VG Augsburg Au 3 K 99.1236, U.v. 17.10.00, NVwZ-Beilage I 2001, 46; GK AsylbLG § 6 VG Nr. 1; IBIS C1643. www.fluechtlingsinfo-berlin.de/fr/docs/C2437.pdf
Anspruch auf vollstationäre Unterbringung in einem Krankenhaus bzw. einem Heim für psychisch Kranke als sonstige Leistung nach § 6 AsylbLG für eine geduldete ehemalige Asylbewerberin, die an einer schweren psychischen Krankheit leidet und mehrere Suizidversuche hinter sich hat. Nach ärztlichem Gutachten ist die Antragstellerin auf Grund ihrer Störung nicht in der Lage, sich mit Unterstützung oder so weit selbst zu versorgen, dass sie in ambulanten oder teilstationären Rahmen betreut werden könnte. Die Defizite in ihren alltäglichen Verrichtungen seien so groß, dass nur einen stationäre Einrichtung in Frage komme. Bei Veränderungen der derzeit stationär untergebrachten Antragstellerin bestehe die Gefahr von Selbstbeschädigungstendenzen und suizidalem Verhalten. Die Antragstellerin sein nicht reise- und transportfähig und es sei nicht zu erwarten, dass sich dies in absehbarer Zeit ändern werde.

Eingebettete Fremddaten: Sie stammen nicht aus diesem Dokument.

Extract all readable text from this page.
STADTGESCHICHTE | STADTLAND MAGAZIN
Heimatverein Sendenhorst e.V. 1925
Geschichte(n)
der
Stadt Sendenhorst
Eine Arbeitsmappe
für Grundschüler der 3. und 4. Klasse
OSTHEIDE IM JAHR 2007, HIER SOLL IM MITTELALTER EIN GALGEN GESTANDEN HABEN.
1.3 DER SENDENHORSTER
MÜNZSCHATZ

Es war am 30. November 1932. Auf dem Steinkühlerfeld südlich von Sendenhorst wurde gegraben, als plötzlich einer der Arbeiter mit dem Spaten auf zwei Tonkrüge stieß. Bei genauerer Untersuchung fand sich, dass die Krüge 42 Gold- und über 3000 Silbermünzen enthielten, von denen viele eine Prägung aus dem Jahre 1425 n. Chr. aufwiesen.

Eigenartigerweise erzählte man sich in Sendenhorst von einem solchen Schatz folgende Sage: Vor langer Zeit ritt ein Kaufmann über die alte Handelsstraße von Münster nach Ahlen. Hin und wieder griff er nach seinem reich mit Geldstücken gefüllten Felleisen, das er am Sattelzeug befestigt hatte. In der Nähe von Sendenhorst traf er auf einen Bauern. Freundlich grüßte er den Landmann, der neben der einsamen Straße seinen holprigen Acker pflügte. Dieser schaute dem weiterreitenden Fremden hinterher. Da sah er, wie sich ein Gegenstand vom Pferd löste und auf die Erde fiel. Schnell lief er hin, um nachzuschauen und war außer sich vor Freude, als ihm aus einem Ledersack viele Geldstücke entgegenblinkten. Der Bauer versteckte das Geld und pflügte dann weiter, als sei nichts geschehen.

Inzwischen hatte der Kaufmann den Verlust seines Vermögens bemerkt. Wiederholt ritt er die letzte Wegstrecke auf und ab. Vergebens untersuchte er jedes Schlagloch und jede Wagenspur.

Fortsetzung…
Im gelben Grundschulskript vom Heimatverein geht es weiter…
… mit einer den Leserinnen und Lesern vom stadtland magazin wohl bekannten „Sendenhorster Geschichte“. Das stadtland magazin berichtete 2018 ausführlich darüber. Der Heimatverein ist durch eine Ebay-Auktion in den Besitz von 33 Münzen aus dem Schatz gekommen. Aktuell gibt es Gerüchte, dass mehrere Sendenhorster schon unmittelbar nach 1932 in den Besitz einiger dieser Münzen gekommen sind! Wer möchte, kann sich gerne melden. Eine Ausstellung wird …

Nach § 6 AsylbLG kann im Einzelfall eine Ermessensreduzierung auf Nullgegeben sein, d.h. jede andere als die beantragte Hilfe wäre nicht rechtmäßig. Vorliegend ist - wie sich aus den Gutachten ergibt - die Antragstellerin nicht in der Lage, sich selbst zu versorgen und - auch nicht teilweise - selbständig zu leben, sie ist zwingend auf vollstationäre Unterbringung angewiesen, so dass sie - ausnahmsweise - Anspruch auf die Leistung nach § 6 AsylbLG hat. Als Hilfe analog § 40 Abs. 1 Nr. 1 BSHG (Eingliederungshilfe für Behinderte) wird diese Hilfe auch nicht durch eine entgegenstehende, Hilfen analog § 40 Abs. 1 Nr. 3-8 BSHG ausschließende Mitteilung des bayerischen Sozialministeriums vom 16.02.98 ausgeschlossen (ein pauschaler Ausschluss bestimmter Eingliederungshilfen per Erlass ist im übrigen auch rechtswidrig, Anmerkung G.C.).

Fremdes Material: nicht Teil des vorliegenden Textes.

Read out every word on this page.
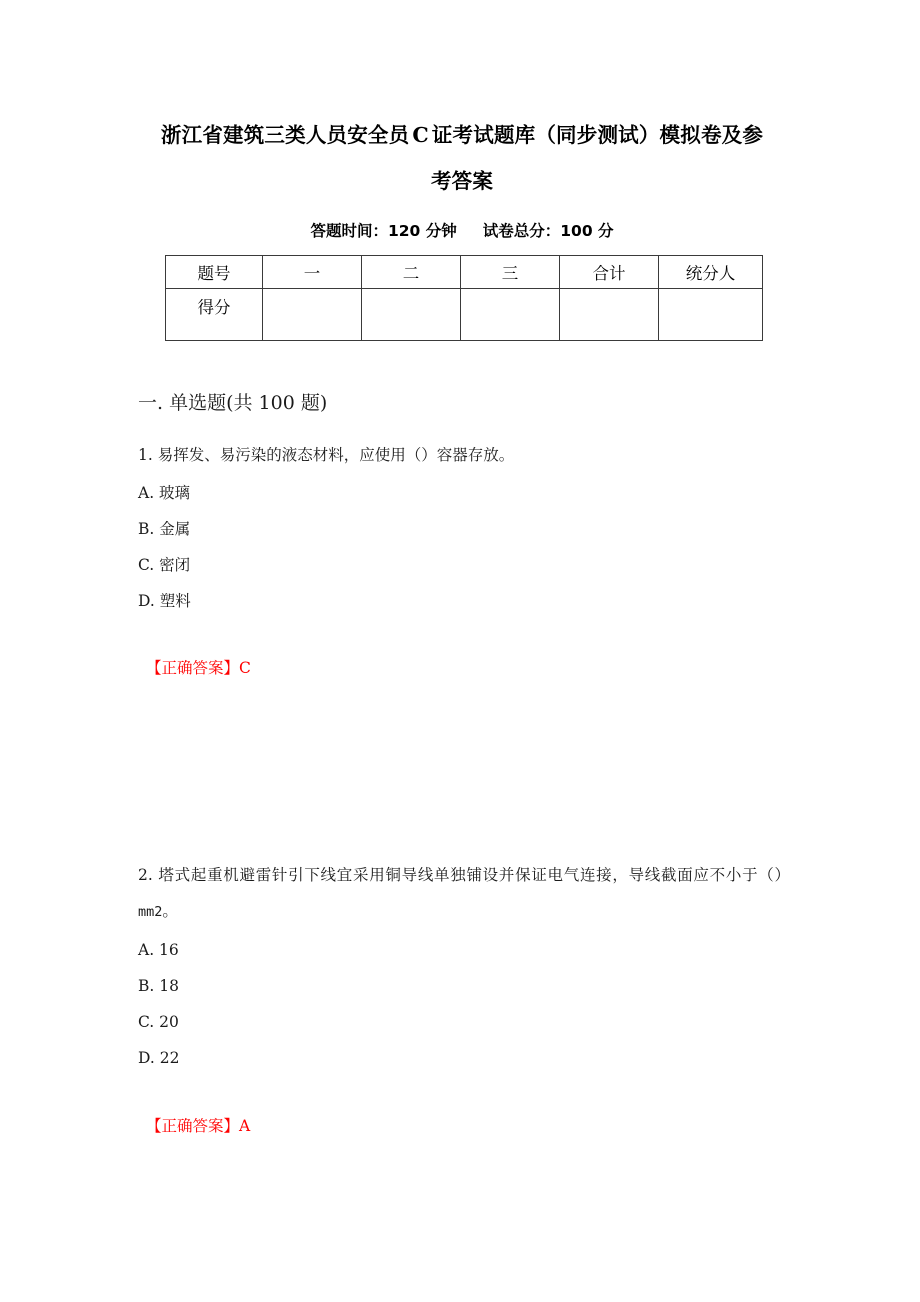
浙江省建筑三类人员安全员 C 证考试题库（同步测试）模拟卷及参
考答案
答题时间：120 分钟 试卷总分：100 分
题号	一	二	三	合计	统分人
得分					
一. 单选题(共 100 题)

1. 易挥发、易污染的液态材料，应使用（）容器存放。

A. 玻璃

B. 金属

C. 密闭

D. 塑料

【正确答案】C

2. 塔式起重机避雷针引下线宜采用铜导线单独铺设并保证电气连接，导线截面应不小于（）mm2。

A. 16

B. 18

C. 20

D. 22

【正确答案】A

Dem Anspruch steht auch nicht der voraussichtlich nur vorübergehende Aufenthalt in Deutschland entgegen (vgl. Begründung zur 1. AsylbLG-Novelle, BT-Drs 13/2746). Für das AsylbLG hat wie für das BSHG der tragende Grundsatz zu gelten, dass mit den gewährten Leistungen ein menschenwürdiges Leben ermöglicht werden soll. Der Schutz der Menschenwürde (Art. 1 GG) wie auch das Sozialstaatsgebot (Art. 20, 28 GG) - an die auch das Sozialamt gebunden ist - bezwecken für den nach § 1 AsylbLG anspruchsberechtigten Personenkreis, dass durch die dort genannten Leistungen (gleichlautend § 1 Abs. 2 Satz 1 BSHG) dem Empfänger die Führung eines Lebens ermöglicht werden soll, das der Würde des Menschen entspricht. Dabei kann dem Ansatz des Sozialamts nicht gefolgt werden, dass die beantragten Leistungen auf Dauer angelegt seien, während das AsylbLG nur Leistungen regele, die typischerweise vorübergehend erbracht werden. Die zur Sicherung eines menschenwürdigen Lebens der Klägerin erforderlichen Leistungen müssen solange gewährt werden, wie dies im Einzelfall erforderlich ist. Auf Grund der psychischen Krankheit bzw. seelischen Behinderung, der nicht ersichtlichen Besserung des Zustandes und der nicht absehbaren Reisefähigkeit ist vorliegend die Hilfe für die Klägerin auf unbestimmte Dauer erforderlich. Eine Versagung der Hilfe würde dazu führen, das die Klägerin nicht in der Lage ist, sich selbst u versorgen, was zu einer Verschlechterung ihres Gesundheitszustandes und möglicherweise erneuten akuten Suizidgefahr führen würde, was dem Grundsatz der Menschenwürde und dem Sozialstaatsprinzip widersprechen würde.